Como podemos avaliar esses primeiros meses do governo Bolsonaro para organização da luta? O projeto ideológico do reacionarismo burguês ganhou forma com a eleição do Bolsonaro. Contudo, a incapacidade política, a imbecilização da vida social, o extremo ataque ao Estado e a postura patética do presidente têm gerado contradições que estão sendo percebidas pelo conjunto da população.
São meses de paralisia política, incapacidade de ter qualquer proposta que tente minorar a principal questão social brasileira: o desemprego.
O governo é um alimentador do caos, fica uma dúvida: trata-se da mais profunda ignorância para governador ou é uma política de Estado?
Diante dessa cena política ainda pouco desvelada, o principal papel que deve ser exercitado pela classe trabalhadora é, sem dúvida nenhuma, avançar na mobilização/organização. Todavia, ter propostas que sejam compreendidas pelo conjunto das categorias e dos trabalhadores é algo seminal no fator envolvimento para estimular as lutas.

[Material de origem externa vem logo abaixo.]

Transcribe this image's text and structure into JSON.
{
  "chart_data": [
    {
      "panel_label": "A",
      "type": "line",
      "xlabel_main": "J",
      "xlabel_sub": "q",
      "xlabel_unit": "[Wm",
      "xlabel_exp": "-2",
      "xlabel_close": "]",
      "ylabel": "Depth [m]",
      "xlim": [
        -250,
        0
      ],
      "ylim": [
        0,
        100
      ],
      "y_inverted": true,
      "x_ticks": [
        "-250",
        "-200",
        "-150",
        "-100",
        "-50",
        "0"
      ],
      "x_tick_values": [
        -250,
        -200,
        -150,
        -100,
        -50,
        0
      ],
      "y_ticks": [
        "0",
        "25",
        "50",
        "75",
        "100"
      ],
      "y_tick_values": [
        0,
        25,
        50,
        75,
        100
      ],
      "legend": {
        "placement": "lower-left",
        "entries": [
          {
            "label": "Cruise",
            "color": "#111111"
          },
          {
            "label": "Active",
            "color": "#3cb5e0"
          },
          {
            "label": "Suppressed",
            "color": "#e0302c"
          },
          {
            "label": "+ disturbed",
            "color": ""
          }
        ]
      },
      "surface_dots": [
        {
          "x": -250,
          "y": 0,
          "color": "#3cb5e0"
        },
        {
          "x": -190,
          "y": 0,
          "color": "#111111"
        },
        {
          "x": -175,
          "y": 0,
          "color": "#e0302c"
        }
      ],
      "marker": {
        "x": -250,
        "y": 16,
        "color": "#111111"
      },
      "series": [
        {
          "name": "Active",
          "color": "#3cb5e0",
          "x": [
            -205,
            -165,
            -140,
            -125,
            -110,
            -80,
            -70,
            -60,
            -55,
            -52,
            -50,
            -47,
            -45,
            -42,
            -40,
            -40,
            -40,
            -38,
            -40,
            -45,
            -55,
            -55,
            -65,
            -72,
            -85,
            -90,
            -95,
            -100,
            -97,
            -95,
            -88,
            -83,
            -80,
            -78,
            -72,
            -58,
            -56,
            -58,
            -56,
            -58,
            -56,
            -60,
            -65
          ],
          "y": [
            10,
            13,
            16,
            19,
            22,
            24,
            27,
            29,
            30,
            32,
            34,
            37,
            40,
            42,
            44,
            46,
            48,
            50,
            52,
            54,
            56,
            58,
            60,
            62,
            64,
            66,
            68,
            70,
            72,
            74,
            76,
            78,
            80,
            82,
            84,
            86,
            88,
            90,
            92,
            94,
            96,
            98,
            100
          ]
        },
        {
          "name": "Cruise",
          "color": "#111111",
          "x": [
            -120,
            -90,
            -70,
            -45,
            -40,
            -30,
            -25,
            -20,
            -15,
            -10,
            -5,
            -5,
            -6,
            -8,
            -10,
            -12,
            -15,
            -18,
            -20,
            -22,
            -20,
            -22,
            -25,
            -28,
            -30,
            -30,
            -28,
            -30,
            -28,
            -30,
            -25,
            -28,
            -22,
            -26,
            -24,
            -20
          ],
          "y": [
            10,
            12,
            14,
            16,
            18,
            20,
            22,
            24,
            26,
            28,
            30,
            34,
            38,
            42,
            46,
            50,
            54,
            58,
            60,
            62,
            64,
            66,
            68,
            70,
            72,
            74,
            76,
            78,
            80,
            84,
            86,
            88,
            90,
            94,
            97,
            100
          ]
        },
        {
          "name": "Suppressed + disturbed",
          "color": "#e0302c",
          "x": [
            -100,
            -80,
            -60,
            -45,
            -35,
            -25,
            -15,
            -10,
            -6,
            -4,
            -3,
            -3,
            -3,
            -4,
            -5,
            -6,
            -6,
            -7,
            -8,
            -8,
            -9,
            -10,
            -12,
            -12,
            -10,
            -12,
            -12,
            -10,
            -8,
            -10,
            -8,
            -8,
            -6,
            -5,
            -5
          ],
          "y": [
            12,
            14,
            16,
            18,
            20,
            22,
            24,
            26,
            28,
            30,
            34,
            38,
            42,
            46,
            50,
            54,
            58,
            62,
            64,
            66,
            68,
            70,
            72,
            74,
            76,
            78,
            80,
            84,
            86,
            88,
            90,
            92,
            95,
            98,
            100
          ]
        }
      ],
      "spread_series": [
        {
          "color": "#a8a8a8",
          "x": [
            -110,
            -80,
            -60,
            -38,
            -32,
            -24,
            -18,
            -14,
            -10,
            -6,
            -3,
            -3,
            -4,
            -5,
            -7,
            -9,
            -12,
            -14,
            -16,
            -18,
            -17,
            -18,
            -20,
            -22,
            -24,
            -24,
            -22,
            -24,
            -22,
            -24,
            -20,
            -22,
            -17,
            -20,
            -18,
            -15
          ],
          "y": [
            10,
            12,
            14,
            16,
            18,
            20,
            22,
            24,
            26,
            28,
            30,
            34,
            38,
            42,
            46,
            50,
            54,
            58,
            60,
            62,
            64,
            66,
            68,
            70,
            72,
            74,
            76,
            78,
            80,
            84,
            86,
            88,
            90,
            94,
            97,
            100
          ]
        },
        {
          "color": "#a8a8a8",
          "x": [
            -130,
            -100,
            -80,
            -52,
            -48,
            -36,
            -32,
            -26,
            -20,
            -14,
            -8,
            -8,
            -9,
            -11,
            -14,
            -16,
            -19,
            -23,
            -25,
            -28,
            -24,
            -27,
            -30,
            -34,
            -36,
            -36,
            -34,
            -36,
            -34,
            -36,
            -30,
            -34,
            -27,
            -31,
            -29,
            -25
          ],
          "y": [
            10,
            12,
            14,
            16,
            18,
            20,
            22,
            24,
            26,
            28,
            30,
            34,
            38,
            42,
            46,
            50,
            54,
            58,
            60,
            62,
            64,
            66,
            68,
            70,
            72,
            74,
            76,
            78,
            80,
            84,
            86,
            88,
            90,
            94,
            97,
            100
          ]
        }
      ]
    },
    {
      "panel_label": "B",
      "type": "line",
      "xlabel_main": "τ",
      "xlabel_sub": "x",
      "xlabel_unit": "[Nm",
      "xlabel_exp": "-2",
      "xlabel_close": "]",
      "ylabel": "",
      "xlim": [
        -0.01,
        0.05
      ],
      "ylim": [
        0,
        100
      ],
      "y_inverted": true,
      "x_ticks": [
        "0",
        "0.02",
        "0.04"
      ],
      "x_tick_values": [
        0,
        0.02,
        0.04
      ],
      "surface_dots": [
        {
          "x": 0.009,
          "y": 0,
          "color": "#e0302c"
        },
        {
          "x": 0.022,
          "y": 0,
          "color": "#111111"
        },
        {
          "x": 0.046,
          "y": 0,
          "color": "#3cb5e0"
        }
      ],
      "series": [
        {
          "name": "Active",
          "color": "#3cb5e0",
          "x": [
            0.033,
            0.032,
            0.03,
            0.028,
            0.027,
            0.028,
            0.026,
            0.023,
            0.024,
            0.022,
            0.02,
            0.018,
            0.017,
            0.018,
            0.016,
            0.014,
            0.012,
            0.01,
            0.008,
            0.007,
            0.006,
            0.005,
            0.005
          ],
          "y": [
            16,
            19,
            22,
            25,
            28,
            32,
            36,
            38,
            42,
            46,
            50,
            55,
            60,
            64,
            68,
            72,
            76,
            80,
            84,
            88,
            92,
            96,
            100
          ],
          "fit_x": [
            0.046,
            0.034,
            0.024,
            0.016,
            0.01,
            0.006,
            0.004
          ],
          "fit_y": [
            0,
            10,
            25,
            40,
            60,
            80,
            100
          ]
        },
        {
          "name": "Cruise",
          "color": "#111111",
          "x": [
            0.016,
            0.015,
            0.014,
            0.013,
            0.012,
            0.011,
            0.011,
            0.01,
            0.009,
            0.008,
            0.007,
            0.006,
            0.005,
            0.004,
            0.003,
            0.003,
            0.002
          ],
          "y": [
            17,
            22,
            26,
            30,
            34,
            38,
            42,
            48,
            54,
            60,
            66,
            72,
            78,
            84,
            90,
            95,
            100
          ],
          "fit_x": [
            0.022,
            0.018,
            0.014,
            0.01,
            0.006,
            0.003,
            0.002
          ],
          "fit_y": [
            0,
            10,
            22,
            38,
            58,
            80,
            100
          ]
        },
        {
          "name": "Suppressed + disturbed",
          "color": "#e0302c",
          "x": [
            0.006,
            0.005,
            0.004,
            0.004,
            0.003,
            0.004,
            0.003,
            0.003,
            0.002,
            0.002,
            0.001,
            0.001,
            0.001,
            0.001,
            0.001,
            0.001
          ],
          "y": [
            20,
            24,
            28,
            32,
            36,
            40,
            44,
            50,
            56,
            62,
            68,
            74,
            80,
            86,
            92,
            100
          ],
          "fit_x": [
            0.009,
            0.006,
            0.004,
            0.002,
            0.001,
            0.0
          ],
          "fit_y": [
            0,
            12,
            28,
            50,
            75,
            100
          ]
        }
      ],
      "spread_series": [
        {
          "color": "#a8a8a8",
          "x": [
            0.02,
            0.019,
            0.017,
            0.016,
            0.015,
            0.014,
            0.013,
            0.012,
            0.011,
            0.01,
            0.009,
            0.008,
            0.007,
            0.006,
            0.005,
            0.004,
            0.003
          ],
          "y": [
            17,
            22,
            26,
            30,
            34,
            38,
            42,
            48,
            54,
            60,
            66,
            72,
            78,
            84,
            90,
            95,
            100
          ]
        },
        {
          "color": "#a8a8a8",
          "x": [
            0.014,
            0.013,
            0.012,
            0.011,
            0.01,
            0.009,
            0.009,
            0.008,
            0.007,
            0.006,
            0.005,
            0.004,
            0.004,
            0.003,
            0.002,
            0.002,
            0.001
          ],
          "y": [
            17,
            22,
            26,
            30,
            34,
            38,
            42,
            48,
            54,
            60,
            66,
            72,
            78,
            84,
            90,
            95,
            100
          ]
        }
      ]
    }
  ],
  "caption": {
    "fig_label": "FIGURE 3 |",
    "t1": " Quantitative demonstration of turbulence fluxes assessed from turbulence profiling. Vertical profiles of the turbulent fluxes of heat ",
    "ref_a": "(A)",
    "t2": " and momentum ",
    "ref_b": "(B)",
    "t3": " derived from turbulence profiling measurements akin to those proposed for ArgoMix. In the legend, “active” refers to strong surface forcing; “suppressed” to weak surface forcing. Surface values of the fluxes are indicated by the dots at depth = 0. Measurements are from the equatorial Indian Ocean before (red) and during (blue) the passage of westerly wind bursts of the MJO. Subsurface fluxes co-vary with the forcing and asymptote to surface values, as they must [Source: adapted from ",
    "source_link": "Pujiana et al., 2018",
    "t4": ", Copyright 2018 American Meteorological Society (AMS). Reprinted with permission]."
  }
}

Por exemplo, como trabalhar a informação que o sistema financeiro/bancário é o mais lucrativo do país e os bancários têm baixos salários e poucos benefícios.
A categoria bancária historicamente tem buscado formas de unificar e fortalecer sua organização nacional. Qual a importância de avançar na unidade da classe trabalhadora na luta? A história do movimento sindical brasileiro tem na categoria bancária um destaque fundamental. Do final dos anos 1970 até o tempo presente, os bancários deram uma enorme contribuição para a organização da classe trabalhadora e para a mobilização social. Chegamos, portanto, em um momento histórico com novas preocupações quando se faz necessário que a categoria bancária pense na reorganização da classe trabalhadora como algo que possa construir uma forte unidade classista e possibilitar que os brasileiros deem a importante contribuição à luta dos trabalhadores do mundo, afinal, mais do que nunca, a palavra de ordem símbolo da luta emancipatória está viva: “Proletários de todo mundo uní-vos!”.
As opiniões expressas não refletem, necessariamente, o posicionamento da diretoria do SEEB/VCR.